The application includes the controlled removal of Princes Jetty and the construction of a new terminal set within a statement building, based on a new suspended deck structure in the river.
This year Liverpool welcomed more than 60 vessels, with 120,000 passengers and crew, but the council wants to capitalise on the cruise boom by creating a state of the art passenger and baggage facility, complete with passport control, lounge, café, toilets, taxi rank and vehicle pick up point, to cater for Liverpool’s growing appeal in the cruise industry. The current terminal generates more than £7m a year to the city’s economy.
The application is expected to be heard by the council’s Planning Committee in January 2018. If approved, site preparation at Princes Dock, in Liverpool Waters, is expected to start in Spring 2018.
The council is currently inviting tenders to select a Design and Build Contractor to construct the facility with a closing date for submissions of Thursday, 14 December.
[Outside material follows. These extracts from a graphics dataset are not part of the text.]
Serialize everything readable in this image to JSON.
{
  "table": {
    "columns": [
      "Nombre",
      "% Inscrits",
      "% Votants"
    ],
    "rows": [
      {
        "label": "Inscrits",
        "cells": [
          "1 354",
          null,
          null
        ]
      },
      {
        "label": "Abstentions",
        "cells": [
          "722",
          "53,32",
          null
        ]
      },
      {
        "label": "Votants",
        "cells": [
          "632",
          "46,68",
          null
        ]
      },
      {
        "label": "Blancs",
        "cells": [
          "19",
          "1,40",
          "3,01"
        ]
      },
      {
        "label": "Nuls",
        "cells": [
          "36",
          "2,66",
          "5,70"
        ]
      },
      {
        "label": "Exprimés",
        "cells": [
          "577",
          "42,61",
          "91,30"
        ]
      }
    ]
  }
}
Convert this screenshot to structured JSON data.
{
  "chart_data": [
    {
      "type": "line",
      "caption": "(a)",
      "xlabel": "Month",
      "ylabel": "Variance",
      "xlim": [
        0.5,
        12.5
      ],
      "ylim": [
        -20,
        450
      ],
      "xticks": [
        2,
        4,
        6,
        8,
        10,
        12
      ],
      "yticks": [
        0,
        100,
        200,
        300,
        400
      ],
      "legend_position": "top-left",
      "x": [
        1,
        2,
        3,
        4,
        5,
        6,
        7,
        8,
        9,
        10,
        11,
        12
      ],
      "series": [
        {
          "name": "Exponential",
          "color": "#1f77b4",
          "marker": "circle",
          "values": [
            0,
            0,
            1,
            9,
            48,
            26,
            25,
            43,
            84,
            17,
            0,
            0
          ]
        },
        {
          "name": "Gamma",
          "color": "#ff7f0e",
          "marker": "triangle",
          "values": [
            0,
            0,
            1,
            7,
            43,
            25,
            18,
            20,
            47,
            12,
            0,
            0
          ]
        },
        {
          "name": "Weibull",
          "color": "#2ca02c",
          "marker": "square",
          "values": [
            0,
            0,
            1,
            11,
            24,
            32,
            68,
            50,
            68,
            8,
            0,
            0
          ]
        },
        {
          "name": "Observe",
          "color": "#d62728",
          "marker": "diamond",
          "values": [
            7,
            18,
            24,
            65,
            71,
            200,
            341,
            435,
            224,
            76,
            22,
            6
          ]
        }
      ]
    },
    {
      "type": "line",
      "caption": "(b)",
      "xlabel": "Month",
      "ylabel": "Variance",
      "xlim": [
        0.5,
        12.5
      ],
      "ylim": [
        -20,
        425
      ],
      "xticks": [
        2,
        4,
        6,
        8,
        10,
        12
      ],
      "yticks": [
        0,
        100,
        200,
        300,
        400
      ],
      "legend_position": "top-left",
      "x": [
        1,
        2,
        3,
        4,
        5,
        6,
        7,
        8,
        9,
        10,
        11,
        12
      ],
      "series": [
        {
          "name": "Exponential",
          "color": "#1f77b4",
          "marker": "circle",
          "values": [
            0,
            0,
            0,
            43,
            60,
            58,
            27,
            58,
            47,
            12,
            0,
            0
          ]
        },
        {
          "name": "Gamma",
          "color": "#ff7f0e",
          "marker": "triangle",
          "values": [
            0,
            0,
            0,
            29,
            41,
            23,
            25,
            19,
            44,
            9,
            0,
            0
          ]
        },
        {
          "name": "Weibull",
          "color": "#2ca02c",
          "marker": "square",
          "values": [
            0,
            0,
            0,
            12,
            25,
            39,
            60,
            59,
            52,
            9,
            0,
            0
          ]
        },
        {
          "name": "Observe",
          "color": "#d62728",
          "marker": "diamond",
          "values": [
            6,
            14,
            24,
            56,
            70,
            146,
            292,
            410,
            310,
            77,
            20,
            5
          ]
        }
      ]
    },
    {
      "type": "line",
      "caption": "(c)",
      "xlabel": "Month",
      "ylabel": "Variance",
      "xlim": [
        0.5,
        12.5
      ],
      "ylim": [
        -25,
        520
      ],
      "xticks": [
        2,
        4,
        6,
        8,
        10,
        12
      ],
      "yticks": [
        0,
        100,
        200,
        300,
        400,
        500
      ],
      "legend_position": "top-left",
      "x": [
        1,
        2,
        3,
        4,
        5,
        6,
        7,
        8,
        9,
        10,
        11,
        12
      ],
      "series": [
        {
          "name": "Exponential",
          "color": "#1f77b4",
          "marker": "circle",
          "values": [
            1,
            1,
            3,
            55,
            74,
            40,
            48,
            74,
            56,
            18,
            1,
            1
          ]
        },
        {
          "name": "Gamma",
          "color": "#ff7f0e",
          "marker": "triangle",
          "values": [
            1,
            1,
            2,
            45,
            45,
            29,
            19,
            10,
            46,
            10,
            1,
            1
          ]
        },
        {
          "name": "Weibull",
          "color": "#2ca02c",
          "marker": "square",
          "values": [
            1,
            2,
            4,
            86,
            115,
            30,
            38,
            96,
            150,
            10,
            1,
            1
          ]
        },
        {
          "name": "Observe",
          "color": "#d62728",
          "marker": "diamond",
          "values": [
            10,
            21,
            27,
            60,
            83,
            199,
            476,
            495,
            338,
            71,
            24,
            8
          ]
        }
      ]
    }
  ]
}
This is a two–stage contract award basis, with the first stage to develop the design and confirm the construction costs with appointed consultancy firm Ramboll UK. The first stage contract is expected to be awarded in March 2018.
Tenders are also being assessed for the site investigation works needed at the Princes Jetty site, which has been gifted to the council by Peel, and it is expected these works will also start in January 2018. The council is also in the process of promoting a Harbour Revision Order through the Harbour Authority to construct the new terminal in the River Mersey.
Further planning applications could potentially include supplemental projects with a new 200 room hotel and 1,700+ multi-storey car park to enhance the city’s capabilities in handling the next generation of turnaround cruises, which can carry up to 3,600 passengers.
Mayor of Liverpool, Joe Anderson, said: “A new cruise facility is one of the city’s most important regeneration projects of this decade and is vital to growing Liverpool’s tourism economy.
“We want to provide the next generation of super liners and their passengers a world class welcome with a five star experience.
“A new cruise facility will also be a huge boost to our plans to regenerate the North Liverpool docklands and create thousands of new jobs which is why we’re putting together the best team of experts to ensure we build this facility to the very highest standards.”
Although the proposed multi-storey car park has been earmarked for the new cruise facility, the council is reviewing locations north of Leeds Street so it could also support initiatives around the Ten Streets creativity district.
The council, which recently held a two day public consultation on the scheme, is also investing a further £32m in upgrading the A565 to support the new cruise facility and north docklands and is also gearing up to create a £20m link road to extend Leeds Street to the waterfront to support a new £30m Isle of Man Ferry terminal.
Relocating the cruise terminal will also enable the council to remodel The Strand by removing junctions, such as the one servicing the current facility, that stem the flow of traffic along the key waterfront route.
Liverpool City Council, which is currently overseeing £14bn worth of regeneration projects, is also carrying out further maritime and infrastructure investigations, environmental impact assessments and surveys and is working closely with Peel Land and Property as the gifted Princes Jetty sits within its £5.5bn Liverpool Waters scheme.
Ian Pollitt, Assistant Project Director at Liverpool Waters, said: “We are delighted at the progress the city council is making with the new terminal proposals. We are working very closely with them and our other partners to progress the development and this planning applications is a major milestone in that process.”